Blue Danube was the first operational British nuclear weapon. It also went by a variety of other names, including Smallboy, the Mk.1 Atom Bomb, Special Bomb and OR.1001, a reference to the Operational Requirement it was built to fill.
The RAF V bomber force was initially meant to use Blue Danube as their primary armament at a time when the first hydrogen bomb had not been detonated, and the British military planners still believed that an atomic war could be fought and won using atomic bombs of similar yield to the Hiroshima bomb. For that reason the stockpile planned was for up to 800 bombs with yields of approx. 10-12 kilotons. V-bomber bomb bays were sized to carry Blue Danube, the smallest-size nuclear bomb that was possible to be designed given the technology of the day (1947) when their plans were formulated.
Initial designs for the Blue Danube warhead were based on research derived from Hurricane, the first British fission device (which was not designed nor employed as a weapon), tested in 1952. The actual Blue Danube warhead was proof-tested at the Marcoo (surface) and Kite (air-drop) nuclear trials sites in Maralinga, Australia, by a team of Australian, British and Canadian scientists in late 1956.

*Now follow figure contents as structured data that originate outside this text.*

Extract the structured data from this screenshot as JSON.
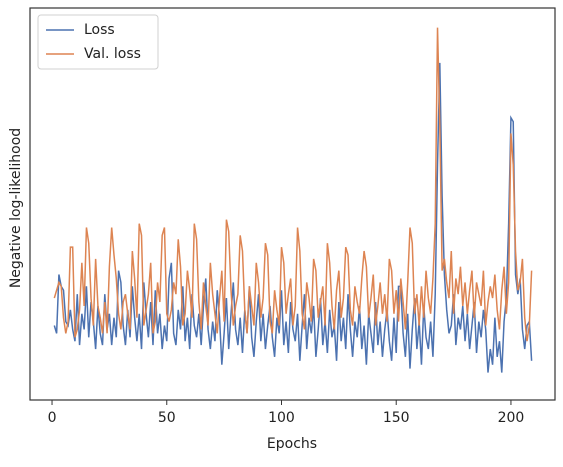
{
  "chart_data": {
    "type": "line",
    "xlabel": "Epochs",
    "ylabel": "Negative log-likelihood",
    "x": [
      1,
      2,
      3,
      4,
      5,
      6,
      7,
      8,
      9,
      10,
      11,
      12,
      13,
      14,
      15,
      16,
      17,
      18,
      19,
      20,
      21,
      22,
      23,
      24,
      25,
      26,
      27,
      28,
      29,
      30,
      31,
      32,
      33,
      34,
      35,
      36,
      37,
      38,
      39,
      40,
      41,
      42,
      43,
      44,
      45,
      46,
      47,
      48,
      49,
      50,
      51,
      52,
      53,
      54,
      55,
      56,
      57,
      58,
      59,
      60,
      61,
      62,
      63,
      64,
      65,
      66,
      67,
      68,
      69,
      70,
      71,
      72,
      73,
      74,
      75,
      76,
      77,
      78,
      79,
      80,
      81,
      82,
      83,
      84,
      85,
      86,
      87,
      88,
      89,
      90,
      91,
      92,
      93,
      94,
      95,
      96,
      97,
      98,
      99,
      100,
      101,
      102,
      103,
      104,
      105,
      106,
      107,
      108,
      109,
      110,
      111,
      112,
      113,
      114,
      115,
      116,
      117,
      118,
      119,
      120,
      121,
      122,
      123,
      124,
      125,
      126,
      127,
      128,
      129,
      130,
      131,
      132,
      133,
      134,
      135,
      136,
      137,
      138,
      139,
      140,
      141,
      142,
      143,
      144,
      145,
      146,
      147,
      148,
      149,
      150,
      151,
      152,
      153,
      154,
      155,
      156,
      157,
      158,
      159,
      160,
      161,
      162,
      163,
      164,
      165,
      166,
      167,
      168,
      169,
      170,
      171,
      172,
      173,
      174,
      175,
      176,
      177,
      178,
      179,
      180,
      181,
      182,
      183,
      184,
      185,
      186,
      187,
      188,
      189,
      190,
      191,
      192,
      193,
      194,
      195,
      196,
      197,
      198,
      199,
      200,
      201,
      202,
      203,
      204,
      205,
      206,
      207,
      208,
      209
    ],
    "series": [
      {
        "name": "Loss",
        "color": "#4c72b0",
        "values": [
          19,
          17,
          32,
          29,
          28,
          20,
          19,
          23,
          18,
          15,
          27,
          14,
          22,
          18,
          29,
          16,
          25,
          20,
          13,
          24,
          17,
          14,
          27,
          18,
          22,
          14,
          21,
          16,
          33,
          30,
          19,
          14,
          23,
          16,
          29,
          21,
          15,
          22,
          13,
          30,
          22,
          16,
          25,
          14,
          28,
          17,
          22,
          13,
          19,
          15,
          31,
          35,
          17,
          14,
          23,
          18,
          29,
          15,
          21,
          13,
          27,
          19,
          16,
          22,
          14,
          24,
          31,
          18,
          13,
          20,
          15,
          28,
          21,
          9,
          17,
          26,
          13,
          22,
          30,
          18,
          14,
          21,
          12,
          23,
          17,
          29,
          16,
          11,
          20,
          27,
          15,
          22,
          13,
          19,
          24,
          16,
          11,
          21,
          17,
          28,
          14,
          20,
          12,
          25,
          18,
          15,
          22,
          10,
          19,
          27,
          13,
          21,
          17,
          24,
          11,
          18,
          26,
          14,
          20,
          12,
          23,
          16,
          19,
          10,
          25,
          15,
          21,
          13,
          27,
          18,
          11,
          20,
          16,
          24,
          13,
          19,
          9,
          22,
          17,
          12,
          25,
          14,
          20,
          11,
          18,
          23,
          15,
          10,
          21,
          12,
          29,
          29,
          17,
          11,
          22,
          8,
          18,
          26,
          13,
          20,
          9,
          24,
          16,
          13,
          20,
          11,
          27,
          60,
          86,
          52,
          32,
          23,
          17,
          19,
          27,
          14,
          21,
          18,
          24,
          15,
          22,
          13,
          19,
          25,
          12,
          20,
          16,
          23,
          18,
          7,
          13,
          9,
          21,
          11,
          15,
          7,
          20,
          26,
          45,
          72,
          71,
          32,
          27,
          31,
          18,
          13,
          19,
          20,
          10
        ]
      },
      {
        "name": "Val. loss",
        "color": "#dd8452",
        "values": [
          26,
          28,
          30,
          29,
          21,
          17,
          20,
          39,
          39,
          16,
          18,
          23,
          35,
          24,
          44,
          40,
          26,
          19,
          36,
          24,
          21,
          17,
          25,
          17,
          34,
          44,
          37,
          31,
          22,
          18,
          25,
          27,
          22,
          18,
          38,
          31,
          21,
          45,
          42,
          19,
          23,
          27,
          35,
          17,
          20,
          30,
          25,
          42,
          44,
          22,
          20,
          23,
          30,
          27,
          41,
          34,
          19,
          22,
          33,
          28,
          21,
          45,
          41,
          25,
          18,
          30,
          24,
          19,
          35,
          27,
          22,
          17,
          26,
          33,
          20,
          46,
          43,
          28,
          19,
          24,
          27,
          42,
          38,
          23,
          17,
          29,
          24,
          19,
          35,
          30,
          21,
          26,
          40,
          37,
          20,
          17,
          28,
          23,
          19,
          39,
          35,
          22,
          27,
          31,
          19,
          24,
          44,
          38,
          22,
          18,
          30,
          26,
          20,
          36,
          33,
          21,
          25,
          29,
          19,
          40,
          35,
          24,
          18,
          28,
          33,
          21,
          26,
          39,
          37,
          23,
          19,
          29,
          25,
          22,
          31,
          38,
          34,
          21,
          26,
          32,
          19,
          24,
          30,
          22,
          27,
          20,
          36,
          33,
          22,
          28,
          20,
          31,
          25,
          18,
          30,
          44,
          40,
          22,
          27,
          19,
          29,
          21,
          33,
          26,
          22,
          31,
          45,
          95,
          70,
          33,
          36,
          30,
          26,
          38,
          22,
          31,
          27,
          34,
          24,
          30,
          22,
          28,
          33,
          21,
          30,
          27,
          24,
          33,
          19,
          25,
          29,
          26,
          32,
          23,
          18,
          28,
          34,
          22,
          30,
          68,
          60,
          38,
          28,
          30,
          36,
          21,
          15,
          19,
          33
        ]
      }
    ],
    "xlim": [
      -9.6,
      219.2
    ],
    "xticks": [
      0,
      50,
      100,
      150,
      200
    ],
    "ylim": [
      0,
      100
    ],
    "legend": "upper left"
  }
}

Blue Danube added a ballistically shaped casing to the existing Hurricane physics package, with four flip-out fins to ensure a stable ballistic trajectory from the planned release height of 50,000 ft. It initially used a plutonium core, but all service versions were modified to use a composite plutonium/U-235 core, and a version was also tested with a uranium-only core. The service chiefs insisted on a yield of between 10-12 kt for two reasons: firstly, to minimise usage of scarce and expensive fissile material; and secondly, to minimise the risk of predetonation, a phenomenon then little understood, and the primary reason for using a composite core of concentric shells of plutonium and U-235. Although there were many plans for versions with higher yields, some up to 40 kt, none were developed, largely because of the scarcity of fissile materials, and there is no evidence that any were seriously contemplated.